Gelincik çiçeğini bilir misiniz? Şüphesiz biliyorsunuzdur. Benim için farklı bir anlamı vardır. Anlatayım

Herkes gibi benimde köyüm var. Kemdimi bildim bileli yaz ay'ı geldimi köye gidilir. Tabi artık şimdi çok kalamıyoruz. En fazla bir hafta kalabiliyoruz. Eskiden, yani çocukken benim ailem, iki amcamın ailesi hep birlikte köye gidilirdi.

Ev çok büyüktü. Eski toprak evler. Bir odaya 10 kişi yatacak kadar büyük. Çok eskiler yani dedemin dedesi yaptırmış bu evi. Kalabalık aile olacağız diye biraz sınırı aşmış. Hak vermek gerekir. Geleceği gören bir adammış. İşte o evde 20 kişi kaldığımız zamanlardan bir zaman.

Dedem bir gün "haydi çocuklar siz kır'a götüreyim" dedi. Tam harman zamanı, Temmuz sıcağı. Tabi biz çocuklara büyük eğlence çıktı. Dedem traktörü hazırladı, arkaya römorku taktı. "binin çocuklar" dedi. Ben ve kardeşlerim amcamın çocukları bindik römorka. Dedemde bizimle beraber römorka bindi. Traktörü babam mı, amcam mı kullanıyor şimdi hatırlayamıyorum.

Arkada bağıra bağıra şarkılar söylüyoruz. Dedem ne kadar "yavaş olun çocuklar" desede biz pek tınmıyoruz. O andaki coşkumuzla hep bir ağızdan "pehlivan pehlivan, alta girdin üzülme üste çıktın sevinme. Pehlivan pehlivaaaannn" diye bağırıyoruz. O andaki sevinç nasıl bir sevinçse alakasız bir şekilde bu cümleyi koro halinde tekrarlıyoruz.

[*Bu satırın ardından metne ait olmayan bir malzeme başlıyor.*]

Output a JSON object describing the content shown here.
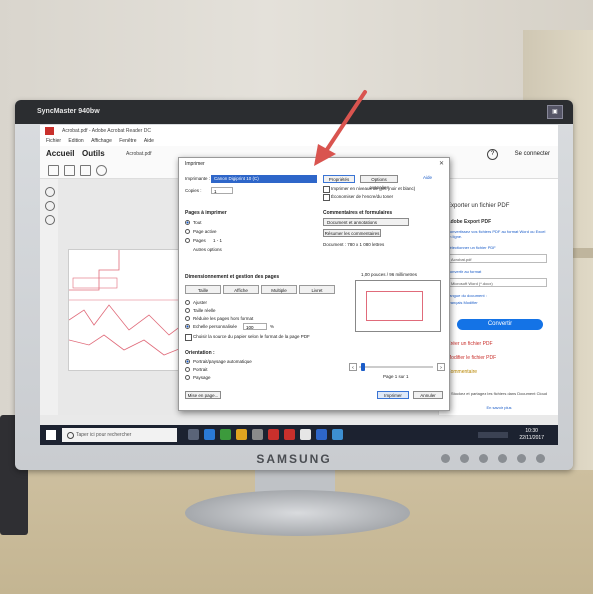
{
  "monitor": {
    "model_label": "SyncMaster 940bw",
    "brand": "SAMSUNG"
  },
  "app": {
    "window_title": "Acrobat.pdf - Adobe Acrobat Reader DC",
    "menu": [
      "Fichier",
      "Edition",
      "Affichage",
      "Fenêtre",
      "Aide"
    ],
    "tabs": [
      "Accueil",
      "Outils"
    ],
    "file_tab": "Acrobat.pdf",
    "sign_in": "Se connecter"
  },
  "dialog": {
    "title": "Imprimer",
    "printer_label": "Imprimante :",
    "printer_value": "Canon Digiprint 10 (C)",
    "properties_button": "Propriétés",
    "advanced_button": "Options avancées",
    "help_link": "Aide",
    "copies_label": "Copies :",
    "copies_value": "1",
    "grayscale_label": "Imprimer en niveaux de gris (noir et blanc)",
    "save_ink_label": "Économiser de l'encre/du toner",
    "pages_heading": "Pages à imprimer",
    "page_options": [
      "Tout",
      "Page active",
      "Pages",
      "Autres options"
    ],
    "pages_range": "1 - 1",
    "annotations_heading": "Commentaires et formulaires",
    "annotations_value": "Document et annotations",
    "summarize_button": "Résumer les commentaires",
    "document_size": "Document : 780 x 1 080 lettres",
    "sizing_heading": "Dimensionnement et gestion des pages",
    "sizing_buttons": [
      "Taille",
      "Affiche",
      "Multiple",
      "Livret"
    ],
    "fit_options": [
      "Ajuster",
      "Taille réelle",
      "Réduire les pages hors format",
      "Echelle personnalisée"
    ],
    "scale_value": "100",
    "scale_unit": "%",
    "paper_source_label": "Choisir la source du papier selon le format de la page PDF",
    "orientation_heading": "Orientation :",
    "orientation_options": [
      "Portrait/paysage automatique",
      "Portrait",
      "Paysage"
    ],
    "preview_scale": "1,00 pouces / 96 millimetres",
    "page_counter": "Page 1 sur 1",
    "page_setup_button": "Mise en page...",
    "print_button": "Imprimer",
    "cancel_button": "Annuler"
  },
  "right_panel": {
    "export_title": "Exporter un fichier PDF",
    "export_heading": "Adobe Export PDF",
    "export_desc": "Convertissez vos fichiers PDF au format Word ou Excel en ligne.",
    "select_label": "Sélectionner un fichier PDF",
    "file_value": "Acrobat.pdf",
    "convert_label": "Convertir au format",
    "format_value": "Microsoft Word (*.docx)",
    "language_label": "Langue du document :",
    "language_value": "Français Modifier",
    "convert_button": "Convertir",
    "create_pdf": "Créer un fichier PDF",
    "edit_pdf": "Modifier le fichier PDF",
    "comment": "Commentaire",
    "cloud_note": "Stockez et partagez les fichiers dans Document Cloud",
    "learn_more": "En savoir plus"
  },
  "taskbar": {
    "search_placeholder": "Taper ici pour rechercher",
    "time": "10:30",
    "date": "22/11/2017"
  },
  "colors": {
    "accent": "#1473e6",
    "arrow": "#d9544f",
    "taskbar": "#1c2230"
  }
}
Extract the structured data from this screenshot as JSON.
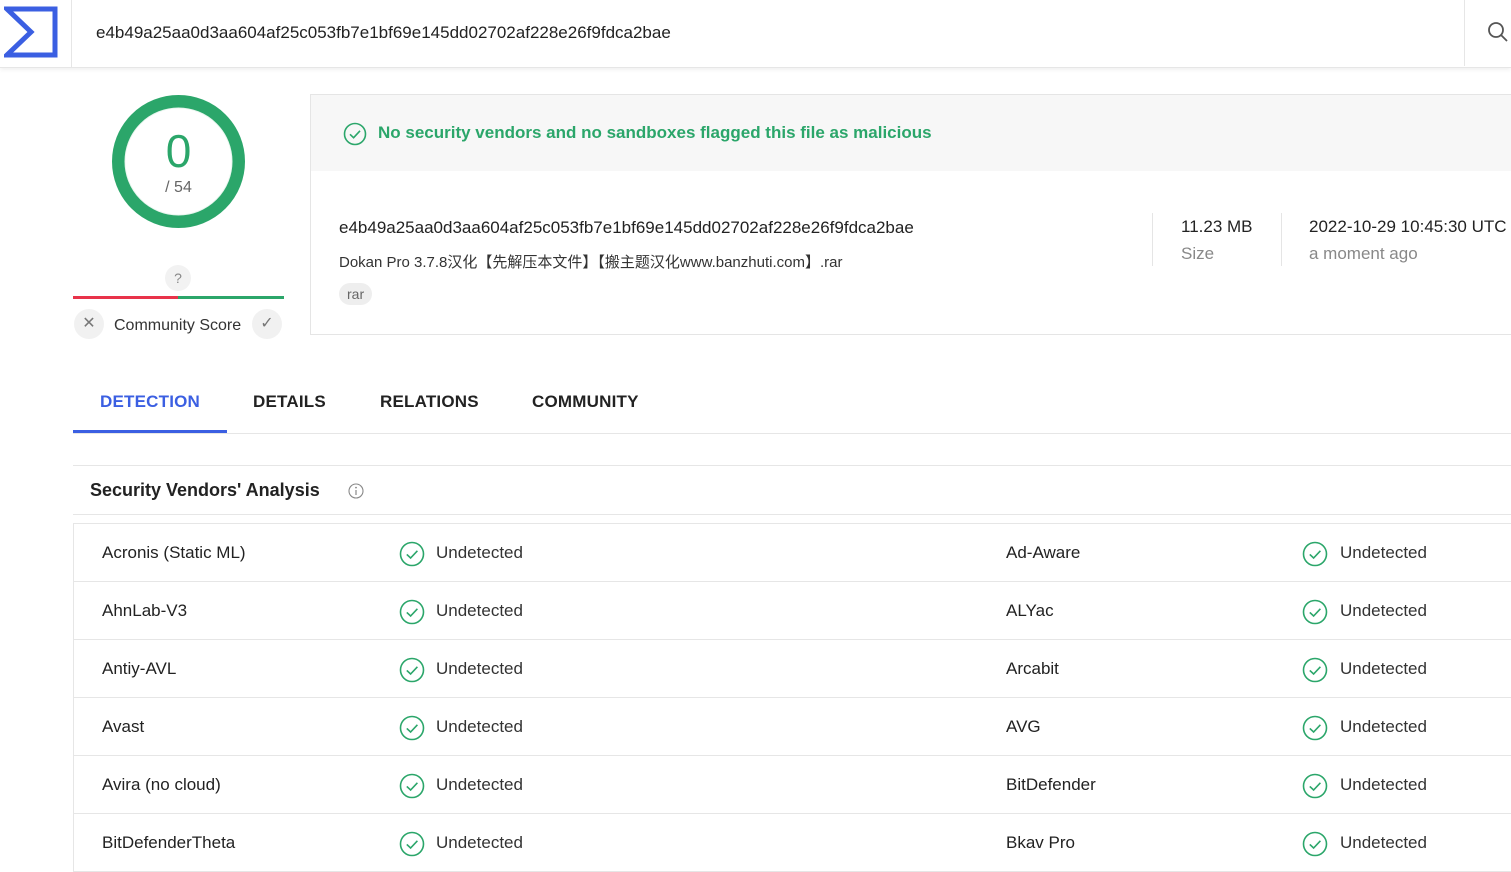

Neyse varıyoruz tarlalara. Tarlalar altın sarısı buğday. Buğdayların boyu benim boyuma varıyo nerdeyse. Daldık altın sarısı tarlalara. Deli gibi koşuyoruz içinde. Ben o heyecanla bir taşa bastım, tam geçiyordum ki bastığım taş değil bir kaplumbağa olduğunu gördüm. O korkuyla burda kaplumbağa var diye bütün kuzenleri korkuttum. Kaplumbağa ne yapacaksa, herkes korkup çıktı tarladan. Dedemde rahatladı. Yoksa bütün tarlada ki buğdayları kıracaktık.

Tam römorka biniyorduk ki dedem bana "bak, şu kırmızı çiçekleri görüyor musun kızım?" dedi, işaret parmağını uzatarak. "Evet dede, görüyorum". "Bak ben o çiçekleri severim hadi topla da evde suya koyalım" dedi. Dedem benden birşey istemiş ya, yapmaz mıyım?

Topladım çiçekleri, bindik römorka. Başladık yine "pehlivan pehlivaaannn...." ben nerden bilirim çok narin bir çiçek olduğunu. Ben elimi sağa sola salladıkça elimdeki kırmızı renkli, arasında siyah tonları olan çiçeğin bütün yaprakları döküldü.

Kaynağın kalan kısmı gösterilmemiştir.